Wärmestuben richten sich auf höhere Nachfrage ein
Steigender Bedarf und Mehrkosten stellen die Wärmestuben und Begegnungsstätten in Thüringen vor zunehmende Herausforderungen. «Die Nachfrage nach unseren Angeboten wird bereits jetzt immer höher, trotzdem sind wir auf den Winter gut vorbereitet», sagte Kerstin Thielemann von der Apoldaer Tafel. Aufgrund der allgemeinen Kostensteigerungen seien immer mehr Menschen von Zwangsräumungen betroffen oder hätten Schwierigkeiten ihre Miete zu zahlen. Die Tafel selbst rechne mit einer Verdopplung der Energiekosten im Vergleich zum Vorjahr.
Grundsätzliches Problem der Hilfseinrichtungen sei der Umstand, dass erhöhte Preise für Lebensmittel, Benzin oder Energie nicht weitergegeben werden könnten, erläuterte Thielemann. So müssten die ehrenamtlichen Helfer wegen der größeren Nachfrage zum Beispiel in einem immer größeren Umkreis Supermärkte und andere Lebensmittelspender anfahren. Die gestiegenen Spritkosten verteuerten diese Arbeit.

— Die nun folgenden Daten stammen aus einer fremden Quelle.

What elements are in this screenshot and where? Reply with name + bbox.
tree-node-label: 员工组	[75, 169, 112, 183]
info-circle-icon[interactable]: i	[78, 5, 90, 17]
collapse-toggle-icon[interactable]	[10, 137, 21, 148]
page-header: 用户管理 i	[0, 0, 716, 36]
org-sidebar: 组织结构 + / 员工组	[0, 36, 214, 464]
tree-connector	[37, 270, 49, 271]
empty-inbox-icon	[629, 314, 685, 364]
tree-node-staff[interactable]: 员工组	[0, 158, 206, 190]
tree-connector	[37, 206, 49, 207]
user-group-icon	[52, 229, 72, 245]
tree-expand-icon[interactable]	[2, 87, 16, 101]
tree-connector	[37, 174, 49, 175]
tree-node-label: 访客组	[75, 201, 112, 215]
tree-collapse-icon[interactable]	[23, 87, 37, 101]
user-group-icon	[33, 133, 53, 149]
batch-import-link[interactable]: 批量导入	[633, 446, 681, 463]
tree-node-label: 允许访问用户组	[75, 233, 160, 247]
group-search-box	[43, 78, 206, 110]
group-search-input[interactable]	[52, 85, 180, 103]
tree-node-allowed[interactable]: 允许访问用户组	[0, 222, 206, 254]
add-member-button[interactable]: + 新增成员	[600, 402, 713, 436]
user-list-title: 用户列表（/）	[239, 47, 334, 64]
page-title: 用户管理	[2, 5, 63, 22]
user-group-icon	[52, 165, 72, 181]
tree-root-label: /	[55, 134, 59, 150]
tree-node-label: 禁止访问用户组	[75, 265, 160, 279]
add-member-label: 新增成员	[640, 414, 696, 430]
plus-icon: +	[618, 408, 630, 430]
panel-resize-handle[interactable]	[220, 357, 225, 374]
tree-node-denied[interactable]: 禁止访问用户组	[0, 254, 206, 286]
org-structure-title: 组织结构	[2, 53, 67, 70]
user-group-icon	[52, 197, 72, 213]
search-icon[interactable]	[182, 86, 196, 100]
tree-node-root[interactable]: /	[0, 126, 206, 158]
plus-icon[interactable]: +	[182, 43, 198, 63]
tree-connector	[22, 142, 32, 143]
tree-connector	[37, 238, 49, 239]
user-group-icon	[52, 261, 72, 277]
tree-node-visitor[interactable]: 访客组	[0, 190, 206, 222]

Bisher hätten die Träger aber ihre weitere finanzielle Absicherung zugesagt, betonte Thielemann. Die Lage für finanziell schlechter gestellte Menschen in der Apoldaer Region spitze sich auch deswegen zu, weil durch die Unterbringung von Flüchtlingen kaum preisgünstige Wohnungen verfügbar seien.
Das Diakonische Werk Eichsfeld-Mühlhausen, das neben einer Wärmestube ebenso eine Tafel und einen Sozialtreff in Mühlhausen und Schlotheim anbietet, sieht sich trotz steigender Nachfrage gut für die kalte Jahreszeit gerüstet. In Mühlhausen sei schon länger eine Erweiterung des bestehenden Angebots geplant, sagte die Geschäftsführerin Grit Jugl. Mit Unterstützung mehrerer lokaler Partner solle in den kommenden Monaten in unmittelbarer Nähe zur Tafel ein zusätzliches Gebäude entstehen, das nach aktueller Planung neben der Möglichkeit zum Aufwärmen auch Beratungsangebote und eine Essensausgabe umfassen soll.
Die Begegnungsstätte Liora in Gotha sieht sich für den kommenden Winter ebenfalls gut aufgestellt. Die Einrichtung stehe für alle offen, sagte Projektleiterin Sabine Hertzschuch. Neben der Möglichkeit zum Duschen, Aufwärmen und Essen seien zudem Gespräche und Beratungen ein sehr wichtiger Teil des Angebots. «Manchmal ist es wichtig, einfach zuzuhören und da zu sein, wenn Menschen kein Zuhause oder keine Familie haben.» Für Obdachlose würden bei Bedarf auch Schlafsäcke und Thermobecher ausgegeben und Kontakte zur Kleiderkammer vermittelt. Täglich nutzten zwischen 35 und 50 Menschen das Essensangebot gegen eine freiwillige Spende - auch hier steige die Nachfrage spürbar an.
In Erfurt ergänzt ein Projekt der Bahnhofsmission das Angebot des Caritas-Tagestreffs oder des Restaurants des Herzens der Stadtmission, sagte der Vorsitzende der Bahnhofsmission, Hubertus Schönemann. Anfang November wurde am Erfurter Hauptbahnhof ein Pavillon eingerichtet, der Reisenden und anderen Gästen eine Rückzugsmöglichkeit und einen Raum für Gespräche und Hilfe bietet. «Im Winter ist es natürlich möglich, dass sich jemand, der sich auf der Straße aufhält, auch für eine Zeit der Wärme in unserem Pavillon während der Öffnungszeiten aufhält.» Der Pavillon sei freitags und sonntagnachmittags geöffnet.
In Jena und Gera gibt es Stadtsprechern zufolge derzeit keine Wärmestuben für Obdachlose, sie seien auch künftig nicht geplant. Einer Sprecherin der Stadt Jena zufolge weichen Obdachlose dort häufig auf die städtischen Einkaufszentren aus, um sich aufzuwärmen. In Gera bietet einer Sprecherin zufolge ein Verein eine Aufwärmmöglichkeit für Jugendliche und junge Erwachsene an.